Eso sí, la amabilidad fue la identidad del día. Había un espléndido sol primaveral, y el parisino, cuando brilla el Míster, rescata los valores del Siglo de las Luces. Se vuelve un tratado de tolerancia y humanismo. Entre Voltaire y Rousseau. El Sena tenía dos caras: la orilla en sombras apenas estaba salpicada por ocasionales siluetas. En la del sol hasta hubo gente que se acercó con pantalones cortos y se sacó la camisa para tomar sol.
Los signos de un retorno a los días de París se van multiplicando con el paso de los días. Este domingo, los bouquinistas, esos quioscos armados con chapas a lo largo de los muros del Sena donde se venden libros usados, ya estaban abiertos. No hay turistas, pero si muchos habitantes de París que, según cuenta Madame Georges, una de las bouquinistas, buscaban libros antiguos sobre la ciudad. La librería Le Piéton de París (Rue de L’Hôtel de ville) estaba en cambio cerrada. Es la única de la capital íntegramente consagrada a libros sobre París y lleva el nombre del título de un célebre libro de León-Paul Fargue, El Peatón de París. El autor se pasea por el París en épocas de las dos guerras mundiales (1914-1818, 1939-1945). Contrariamente a otros escritores, Fargue recorre calles anónimas y barrios no narrados como el boulevard Magenta, Belleville, el boulevard de la Chapelle, la gare de l'Est o la gare du Nord. Esos arrabales eran, en aquel entonces, aéreas proscriptas por el buen gusto literario. Fargue los penetró en sus deambulaciones y escribió un libro magnífico, atrás y delante del tiempo.

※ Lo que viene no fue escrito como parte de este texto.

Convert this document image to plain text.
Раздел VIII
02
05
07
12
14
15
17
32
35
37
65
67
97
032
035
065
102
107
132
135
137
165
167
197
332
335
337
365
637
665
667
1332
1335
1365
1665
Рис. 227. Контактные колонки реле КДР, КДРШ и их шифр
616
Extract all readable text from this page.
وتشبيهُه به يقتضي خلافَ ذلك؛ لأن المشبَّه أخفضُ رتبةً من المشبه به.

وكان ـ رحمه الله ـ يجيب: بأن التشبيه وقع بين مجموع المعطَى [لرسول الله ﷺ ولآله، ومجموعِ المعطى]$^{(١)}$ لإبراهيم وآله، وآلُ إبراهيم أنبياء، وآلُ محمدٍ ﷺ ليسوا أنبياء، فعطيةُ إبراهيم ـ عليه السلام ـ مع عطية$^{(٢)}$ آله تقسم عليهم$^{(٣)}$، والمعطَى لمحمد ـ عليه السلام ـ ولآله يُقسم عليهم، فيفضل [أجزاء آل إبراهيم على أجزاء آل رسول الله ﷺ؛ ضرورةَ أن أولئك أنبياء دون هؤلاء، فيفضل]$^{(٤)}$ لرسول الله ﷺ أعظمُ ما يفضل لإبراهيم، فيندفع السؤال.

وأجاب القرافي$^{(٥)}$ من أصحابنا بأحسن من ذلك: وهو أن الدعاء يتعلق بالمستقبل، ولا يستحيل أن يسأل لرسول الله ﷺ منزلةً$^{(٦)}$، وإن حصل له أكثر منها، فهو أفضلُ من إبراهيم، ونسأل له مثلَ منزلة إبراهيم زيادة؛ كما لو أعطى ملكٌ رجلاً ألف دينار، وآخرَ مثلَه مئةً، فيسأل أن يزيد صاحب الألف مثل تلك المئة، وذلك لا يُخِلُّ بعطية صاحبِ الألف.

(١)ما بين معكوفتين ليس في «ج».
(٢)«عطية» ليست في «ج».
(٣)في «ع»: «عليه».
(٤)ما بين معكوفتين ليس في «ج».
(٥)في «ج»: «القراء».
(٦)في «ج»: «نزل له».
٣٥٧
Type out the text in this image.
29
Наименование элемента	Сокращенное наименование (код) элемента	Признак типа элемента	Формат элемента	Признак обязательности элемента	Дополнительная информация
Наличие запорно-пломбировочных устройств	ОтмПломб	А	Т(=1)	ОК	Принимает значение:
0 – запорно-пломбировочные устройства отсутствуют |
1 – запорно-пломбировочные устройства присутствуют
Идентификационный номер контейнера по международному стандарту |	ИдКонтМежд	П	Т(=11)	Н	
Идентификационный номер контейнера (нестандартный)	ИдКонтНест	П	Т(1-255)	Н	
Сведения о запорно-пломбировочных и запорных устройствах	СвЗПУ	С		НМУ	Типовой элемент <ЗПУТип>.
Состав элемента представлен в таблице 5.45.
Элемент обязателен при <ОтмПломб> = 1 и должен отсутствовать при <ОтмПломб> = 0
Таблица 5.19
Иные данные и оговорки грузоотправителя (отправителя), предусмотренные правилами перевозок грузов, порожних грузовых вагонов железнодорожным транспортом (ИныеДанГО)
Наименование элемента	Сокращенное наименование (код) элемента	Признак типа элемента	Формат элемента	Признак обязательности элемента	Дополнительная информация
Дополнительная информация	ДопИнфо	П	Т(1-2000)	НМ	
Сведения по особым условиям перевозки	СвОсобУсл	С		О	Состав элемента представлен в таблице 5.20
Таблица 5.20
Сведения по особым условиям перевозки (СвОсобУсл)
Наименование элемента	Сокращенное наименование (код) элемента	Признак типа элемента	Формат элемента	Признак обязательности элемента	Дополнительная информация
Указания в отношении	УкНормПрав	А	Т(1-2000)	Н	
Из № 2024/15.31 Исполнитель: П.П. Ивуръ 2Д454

Estos son días de peatones, de ritmos lentos, ideales para desplazar la indiferencia que tapaba una perspectiva, una diagonal, la fachada de algún edificio o esta placa recién descubierta en la Rue Geoffroy-l’Asnier, donde vivió el escritor italiano Gabrielle D’Annunzio durante 1914 (apoyó el fascismo al principio). El libro de Léon-Paul Fargue es un manual ideal para paseantes, más allá de que describa una ciudad transformada por la modernidad y el liberalismo. El Peatón de Paris es una guía para descubrir ciudades y personas después de la reclusión, para aprender a estar “siempre en estado de osmosis, a no necesitar más mirar para ver”, a “discernir el murmuro de las memorias”.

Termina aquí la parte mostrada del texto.